When Maude Horton receives a letter from the British Admiralty informing her of her younger sister’s death, her world is shattered. Bold and daring, Constance had run away from her life in Victorian London two years prior, disguising herself as a boy to board the Makepeace, an expedition vessel bound for the Arctic’s unexplored Northwest Passage. The admiralty claims Constance’s death was a tragic accident, but Maude knows when she is being deceived.
Armed with Constance’s diary from her time at sea and a fiery desire for justice, Maude sets her sights on the Makepeace’s former scientist, Edison Stowe, a greedy and manipulative man whom she suspects had a hand in her sister’s death. When she learns he has a new venture, a travel company that escorts spectators across the country to witness popular public hangings, she decides to join the latest tour, determined to extract the truth from Stowe and avenge her sister—no matter the risk to herself.

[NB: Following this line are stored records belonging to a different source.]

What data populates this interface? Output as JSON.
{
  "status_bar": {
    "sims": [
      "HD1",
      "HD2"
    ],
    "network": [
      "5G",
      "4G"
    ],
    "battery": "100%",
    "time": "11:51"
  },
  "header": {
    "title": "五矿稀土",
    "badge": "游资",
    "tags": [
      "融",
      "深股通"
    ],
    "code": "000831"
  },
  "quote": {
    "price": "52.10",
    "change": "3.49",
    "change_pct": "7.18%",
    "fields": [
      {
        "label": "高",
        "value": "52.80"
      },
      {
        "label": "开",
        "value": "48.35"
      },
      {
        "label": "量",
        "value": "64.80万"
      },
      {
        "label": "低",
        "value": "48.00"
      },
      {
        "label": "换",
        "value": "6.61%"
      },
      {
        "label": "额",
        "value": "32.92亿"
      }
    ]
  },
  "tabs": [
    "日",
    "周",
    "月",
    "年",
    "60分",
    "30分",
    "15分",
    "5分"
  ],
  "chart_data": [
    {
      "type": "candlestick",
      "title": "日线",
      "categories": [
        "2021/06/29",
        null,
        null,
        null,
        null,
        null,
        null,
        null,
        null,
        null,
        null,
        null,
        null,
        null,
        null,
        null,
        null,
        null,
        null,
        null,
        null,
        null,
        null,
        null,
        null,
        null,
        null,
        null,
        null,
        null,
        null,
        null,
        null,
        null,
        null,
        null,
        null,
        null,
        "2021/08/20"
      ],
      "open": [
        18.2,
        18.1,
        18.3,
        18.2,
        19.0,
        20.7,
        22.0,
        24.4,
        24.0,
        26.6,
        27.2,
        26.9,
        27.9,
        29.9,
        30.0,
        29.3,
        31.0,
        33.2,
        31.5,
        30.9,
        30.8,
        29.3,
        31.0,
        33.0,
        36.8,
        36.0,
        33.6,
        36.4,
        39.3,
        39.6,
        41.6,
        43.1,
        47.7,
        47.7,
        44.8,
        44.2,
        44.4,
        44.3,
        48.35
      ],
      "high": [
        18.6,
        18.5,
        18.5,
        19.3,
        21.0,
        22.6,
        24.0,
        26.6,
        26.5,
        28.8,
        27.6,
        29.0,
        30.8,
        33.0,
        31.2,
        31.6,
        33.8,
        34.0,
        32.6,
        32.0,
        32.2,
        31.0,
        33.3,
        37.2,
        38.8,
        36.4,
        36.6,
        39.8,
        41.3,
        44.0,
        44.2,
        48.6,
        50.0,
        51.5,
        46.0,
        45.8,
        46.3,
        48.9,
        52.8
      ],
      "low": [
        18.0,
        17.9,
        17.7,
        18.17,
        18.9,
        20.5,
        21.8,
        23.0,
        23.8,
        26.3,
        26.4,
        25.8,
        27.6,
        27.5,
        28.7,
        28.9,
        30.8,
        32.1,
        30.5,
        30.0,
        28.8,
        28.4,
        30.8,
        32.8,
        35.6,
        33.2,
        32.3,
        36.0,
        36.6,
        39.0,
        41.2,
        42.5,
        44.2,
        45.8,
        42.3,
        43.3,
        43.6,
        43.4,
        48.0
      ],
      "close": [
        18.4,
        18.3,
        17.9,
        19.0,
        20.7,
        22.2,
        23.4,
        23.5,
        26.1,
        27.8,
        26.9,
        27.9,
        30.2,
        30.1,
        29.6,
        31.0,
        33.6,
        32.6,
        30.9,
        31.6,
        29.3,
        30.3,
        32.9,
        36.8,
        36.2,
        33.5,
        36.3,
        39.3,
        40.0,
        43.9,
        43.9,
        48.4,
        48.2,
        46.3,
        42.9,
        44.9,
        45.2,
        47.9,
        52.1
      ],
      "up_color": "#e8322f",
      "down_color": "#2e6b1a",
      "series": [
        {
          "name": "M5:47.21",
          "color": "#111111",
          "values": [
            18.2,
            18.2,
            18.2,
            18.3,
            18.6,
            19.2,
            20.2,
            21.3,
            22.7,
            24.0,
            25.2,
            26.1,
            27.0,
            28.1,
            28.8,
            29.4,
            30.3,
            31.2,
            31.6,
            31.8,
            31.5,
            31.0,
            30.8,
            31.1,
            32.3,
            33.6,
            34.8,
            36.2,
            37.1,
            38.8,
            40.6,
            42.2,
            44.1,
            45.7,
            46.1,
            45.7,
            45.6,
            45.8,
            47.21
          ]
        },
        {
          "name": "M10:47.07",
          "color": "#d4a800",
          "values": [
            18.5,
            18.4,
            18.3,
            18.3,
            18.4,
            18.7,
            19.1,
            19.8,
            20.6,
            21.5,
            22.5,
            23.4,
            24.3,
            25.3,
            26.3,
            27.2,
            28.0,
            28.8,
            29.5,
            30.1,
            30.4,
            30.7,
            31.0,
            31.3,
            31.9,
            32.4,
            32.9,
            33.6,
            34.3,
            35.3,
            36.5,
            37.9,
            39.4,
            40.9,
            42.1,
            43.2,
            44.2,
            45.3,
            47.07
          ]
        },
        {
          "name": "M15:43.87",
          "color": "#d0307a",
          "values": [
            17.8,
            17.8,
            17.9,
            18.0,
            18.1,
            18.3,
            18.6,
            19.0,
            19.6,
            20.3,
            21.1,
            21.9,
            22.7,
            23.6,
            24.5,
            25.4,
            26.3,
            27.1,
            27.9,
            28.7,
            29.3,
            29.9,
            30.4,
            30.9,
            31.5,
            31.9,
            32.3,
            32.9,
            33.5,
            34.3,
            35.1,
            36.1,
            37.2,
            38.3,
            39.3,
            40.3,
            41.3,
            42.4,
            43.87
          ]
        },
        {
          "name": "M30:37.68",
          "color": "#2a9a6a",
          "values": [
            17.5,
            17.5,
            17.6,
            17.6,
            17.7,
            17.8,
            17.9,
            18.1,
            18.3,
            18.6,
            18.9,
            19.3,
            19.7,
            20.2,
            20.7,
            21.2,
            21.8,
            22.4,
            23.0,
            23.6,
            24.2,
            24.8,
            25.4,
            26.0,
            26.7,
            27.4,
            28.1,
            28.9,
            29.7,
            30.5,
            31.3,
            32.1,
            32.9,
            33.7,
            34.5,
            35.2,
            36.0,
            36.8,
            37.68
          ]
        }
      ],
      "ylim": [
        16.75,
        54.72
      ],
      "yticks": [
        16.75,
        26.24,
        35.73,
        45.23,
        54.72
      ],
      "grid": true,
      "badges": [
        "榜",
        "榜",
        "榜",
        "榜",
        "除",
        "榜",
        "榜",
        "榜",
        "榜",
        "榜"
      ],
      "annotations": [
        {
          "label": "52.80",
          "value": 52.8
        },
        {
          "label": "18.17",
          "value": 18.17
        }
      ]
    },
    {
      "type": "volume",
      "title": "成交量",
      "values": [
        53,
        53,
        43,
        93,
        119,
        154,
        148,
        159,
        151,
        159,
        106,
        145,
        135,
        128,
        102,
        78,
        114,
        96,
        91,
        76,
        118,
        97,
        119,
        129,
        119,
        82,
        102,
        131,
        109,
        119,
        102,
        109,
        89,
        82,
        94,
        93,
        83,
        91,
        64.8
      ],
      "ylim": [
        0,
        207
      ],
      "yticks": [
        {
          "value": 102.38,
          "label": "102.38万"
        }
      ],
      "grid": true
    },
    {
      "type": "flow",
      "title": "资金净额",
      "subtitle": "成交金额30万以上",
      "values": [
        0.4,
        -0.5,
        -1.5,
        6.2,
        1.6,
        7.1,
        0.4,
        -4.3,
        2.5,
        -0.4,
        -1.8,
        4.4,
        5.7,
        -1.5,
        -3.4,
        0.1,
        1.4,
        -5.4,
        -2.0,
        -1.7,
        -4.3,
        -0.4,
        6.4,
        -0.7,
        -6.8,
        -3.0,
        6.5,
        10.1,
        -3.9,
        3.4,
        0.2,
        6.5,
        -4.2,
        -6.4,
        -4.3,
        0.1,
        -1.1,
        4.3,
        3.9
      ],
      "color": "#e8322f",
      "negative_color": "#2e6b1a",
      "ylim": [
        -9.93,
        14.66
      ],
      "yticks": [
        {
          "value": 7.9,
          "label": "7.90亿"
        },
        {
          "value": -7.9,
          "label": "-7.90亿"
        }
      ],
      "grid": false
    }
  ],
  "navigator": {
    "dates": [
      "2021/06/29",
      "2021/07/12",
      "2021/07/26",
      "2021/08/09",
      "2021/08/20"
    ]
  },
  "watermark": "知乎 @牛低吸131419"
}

From the stark beauty of the Arctic to the teeming streets of Victorian London, Maude Horton’s Glorious Revenge is a mysterious, transportive tale about the unbreakable bond of sisterhood and the things we are driven to do by both love and greed.
I set ‘Maude Horton’s Glorious Revenge‘ (2024) aside at 33%.
The book was well written. I liked that there was no attempt to present it as if it were a novel that could have been published in 1850. The writing felt contemporary and so did most of the dialogue. I thought that made the book more entertaining and avoided it becoming a pastiche. The use of Constance’s first-person journal entries for the past and third-person reporting for the present helped stoke my curiosity and gave the story some variety.
The book was well researched. The historical details were fascinating without being burdensome. It brought 1850s London to life with enough detail to make me very glad not to have been born in that era and it describes life on a small naval ship in as an ordinary seaman, that makes it feel like something that could only be survived with the help of a lot of rum.
Despite all of that, after I’d read the first third of the book, I found myself reluctant to pick it up again. Why? The worlds described, London and the Makepeace voyaging through the Arctic ice, were unpleasant and oppressive. Edison Stowe, the bad guy in the story, has no redeeming attributes. He was the embodiment of Victorian venal entitlement. Constance, the dead sister was reckless and selfish. Maude, the live sister is about to turn to the dark side to get her revenge. It’s clear that there is nothing she won’t do to make Stowe pay. I can feel the bad things coming and I know they will be vivid, credible and vicious.
I don’t want all that nastieness in my head, especially if all I get is a story of self-destructive revenge, so I’ve set the book aside.
I would like to read more of Lizzie Pook’s work, so I’ll be giving her debut novel, ‘Moonlight and the Pearler’s Daughter‘ (2022) a try.

Lizzie Pook is a London-based travel writer and journalist whose work has taken her to some of the farthest-flung parts of the planet, from the trans-Himalayas—in search of elusive snow leopards—to the vast, uninhabited east coast of Greenland.
She has written for The Guardian, The Telegraph, The Times (London), Lonely Planet, and Condé Nast Traveler.
Lizzie is the author of Maude Horton’s Glorious Revengeand Moonlight and the Pearler’s Daughter.